OPTIMIZATION OBJECTIVE
Speed up the monthly revenue report that aggregates two years of order history.
Optimization goal: reporting query optimization — aggregates, grouping, and analytical workloads.
Establish why this query is expensive before changing anything. Every recommendation must trace to evidence from this query, this plan, or this schema — no generic database advice.
DATABASE CONTEXT
Platform: not specified — keep recommendations standard-SQL where possible, and mark every platform-dependent claim as such.
- Where behavior differs by engine (index types, plan tooling, optimizer features), name which engines the advice applies to.
QUERY CONTEXT
Query:
```sql
[Paste the SQL query here]
```
Execution plan: not provided. Do not invent one. State the exact command to capture it — your engine's actual-execution-plan facility — and mark every plan-dependent conclusion as pending that evidence.
Tables and row counts: not provided — do not assume row counts. State the cardinality questions that block firm conclusions.
Existing indexes: not provided — do not assume any index exists. Before recommending new indexes, list what must be checked about the current ones.
PERFORMANCE SYMPTOMS
Runs 11 minutes; finance runs it daily; reads the whole orders table to return 24 rows.
OPTIMIZATION GOAL
Primary goal: Reporting Query Optimization.
Analysis priorities for this goal:
1. Separate the aggregation from the retrieval: how many rows are read to produce how few — that ratio is the optimization target.
2. Push filters below aggregations wherever semantics allow: aggregate the subset, never the universe.
3. Evaluate pre-aggregation honestly: materialized or indexed views, summary tables, incremental aggregation — each with its staleness tradeoff stated.
4. Check the grouping mechanics: hash versus ordered aggregation, and whether an index can feed the groups already in order.
EVIDENCE REVIEW
Evidence mode: Standard Analysis.
- Prefer evidence from the provided query, plan, and schema; where evidence is missing, label the assumption explicitly.

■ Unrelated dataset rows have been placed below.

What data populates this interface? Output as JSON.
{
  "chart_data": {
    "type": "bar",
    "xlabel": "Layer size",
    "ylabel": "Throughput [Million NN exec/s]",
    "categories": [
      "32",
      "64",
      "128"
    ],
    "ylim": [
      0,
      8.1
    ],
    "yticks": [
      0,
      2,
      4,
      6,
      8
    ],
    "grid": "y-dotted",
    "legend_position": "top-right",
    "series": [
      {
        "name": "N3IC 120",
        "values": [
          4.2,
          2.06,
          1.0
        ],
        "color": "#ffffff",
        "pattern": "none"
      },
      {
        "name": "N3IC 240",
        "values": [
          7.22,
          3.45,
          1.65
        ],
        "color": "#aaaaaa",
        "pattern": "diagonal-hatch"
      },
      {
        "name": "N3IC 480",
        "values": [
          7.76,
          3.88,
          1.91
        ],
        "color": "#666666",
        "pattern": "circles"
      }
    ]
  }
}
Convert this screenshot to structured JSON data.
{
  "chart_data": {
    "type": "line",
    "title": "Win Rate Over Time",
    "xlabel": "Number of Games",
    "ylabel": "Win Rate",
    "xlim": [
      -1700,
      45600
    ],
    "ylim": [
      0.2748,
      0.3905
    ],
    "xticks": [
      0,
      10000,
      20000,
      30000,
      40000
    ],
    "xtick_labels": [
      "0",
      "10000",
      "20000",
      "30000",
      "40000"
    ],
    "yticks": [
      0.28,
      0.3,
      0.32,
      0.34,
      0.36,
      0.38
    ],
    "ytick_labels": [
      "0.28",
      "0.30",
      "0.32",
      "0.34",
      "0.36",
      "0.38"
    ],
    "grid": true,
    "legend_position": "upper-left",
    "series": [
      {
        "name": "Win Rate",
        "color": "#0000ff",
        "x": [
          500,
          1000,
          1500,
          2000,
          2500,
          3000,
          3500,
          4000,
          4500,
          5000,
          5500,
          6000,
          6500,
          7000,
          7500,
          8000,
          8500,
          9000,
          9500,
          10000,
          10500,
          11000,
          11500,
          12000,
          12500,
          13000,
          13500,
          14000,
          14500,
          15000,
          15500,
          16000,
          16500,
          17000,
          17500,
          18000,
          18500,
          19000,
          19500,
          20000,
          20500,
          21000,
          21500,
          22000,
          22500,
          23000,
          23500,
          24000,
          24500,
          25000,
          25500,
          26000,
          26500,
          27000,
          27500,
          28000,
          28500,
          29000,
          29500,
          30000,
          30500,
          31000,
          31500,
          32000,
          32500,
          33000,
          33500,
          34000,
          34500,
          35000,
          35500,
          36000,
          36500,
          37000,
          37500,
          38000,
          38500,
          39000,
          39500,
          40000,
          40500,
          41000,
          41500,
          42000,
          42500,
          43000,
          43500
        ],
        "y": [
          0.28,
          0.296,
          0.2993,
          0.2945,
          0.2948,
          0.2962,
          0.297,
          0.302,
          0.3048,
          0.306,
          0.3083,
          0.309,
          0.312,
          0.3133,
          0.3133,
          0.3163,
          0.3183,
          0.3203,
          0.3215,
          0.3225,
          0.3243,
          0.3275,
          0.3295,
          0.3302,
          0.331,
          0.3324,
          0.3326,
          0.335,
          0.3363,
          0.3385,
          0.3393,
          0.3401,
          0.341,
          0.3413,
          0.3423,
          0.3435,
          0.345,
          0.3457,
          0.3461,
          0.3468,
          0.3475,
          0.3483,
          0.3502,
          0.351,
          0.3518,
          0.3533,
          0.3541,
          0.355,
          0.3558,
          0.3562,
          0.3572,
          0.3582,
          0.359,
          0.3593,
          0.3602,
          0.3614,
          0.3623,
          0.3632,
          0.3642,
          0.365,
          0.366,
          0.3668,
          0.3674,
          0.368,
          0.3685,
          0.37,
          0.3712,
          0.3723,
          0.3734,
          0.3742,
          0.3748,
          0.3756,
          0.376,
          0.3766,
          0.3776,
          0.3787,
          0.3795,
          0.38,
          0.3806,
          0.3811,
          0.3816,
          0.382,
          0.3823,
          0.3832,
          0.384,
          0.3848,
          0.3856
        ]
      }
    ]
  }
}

- Carry at least two candidate bottlenecks until evidence separates them.
BOTTLENECK ANALYSIS
- Identify the bottlenecks and, for each: what it costs, why it matters for this workload, and the estimated share of the total cost.
- Expected analysis areas for this goal: Rows-read vs rows-returned ratio; Filter pushdown opportunities; Pre-aggregation candidates and staleness; Aggregation strategy.
- Distinguish the bottleneck from its symptom — a slow sort caused by a missing filter is a filter problem, not a sort problem.
OPTIMIZATION OPPORTUNITIES
- Order opportunities by expected impact, highest first; state the basis for each estimate.
- For each opportunity: the change, the expected effect, and the evidence that predicts it.
- Any query rewrite must return identical results — call out every difference in NULL handling, duplicates, and ordering, or state explicitly that there is none.
- Do not tune speculatively: a change without an evidenced problem is risk without benefit.
INDEX RECOMMENDATIONS
- Every index recommendation must name the exact predicates, joins, or sorts it serves — no index without a clause.
- Justify column order for composite indexes, and say whether the index should cover (and at what storage and write cost).
- State each index's write tax: which inserts and updates it slows, and whether the workload can afford that.
- Check existing indexes first: a near-miss index that could be extended beats a new overlapping one.
TRADEOFF ANALYSIS
- Every recommendation carries its costs: write amplification, storage, maintenance burden, plan-stability risk, staleness (for pre-aggregation).
- State when NOT to apply each recommendation — the workload shape under which it backfires.
ASSUMPTIONS
- List every assumption made about data volumes, value distributions, index state, or workload patterns.
- Mark each assumption VERIFIED (with its evidence) or UNVERIFIED (with the query or command that would resolve it).
- Any recommendation that depends on an UNVERIFIED assumption must be flagged as conditional on it.
NON-GOALS
- Do not invent execution plans.
- Do not assume indexes exist.
- Do not assume row counts.
- Do not recommend changes without justification.
- Separate facts from assumptions throughout.
- Explain the tradeoffs of every change that has them.
- Schema redesign and application-level changes are out of scope — unless the evidence shows no query-level fix exists, in which case say so and stop.
OUTPUT REQUIREMENTS
- Present recommendations as an ordered list, highest expected impact first, each with its evidence and its tradeoffs.
- For each recommendation, include the verification step: how to measure the improvement — your engine's actual-execution-plan facility before and after, on production-shaped data.
- Where essential evidence is missing, the first recommendations are the commands to gather it — not guesses in its place.
- End with the open questions: what could not be determined from the provided context, and what would settle each.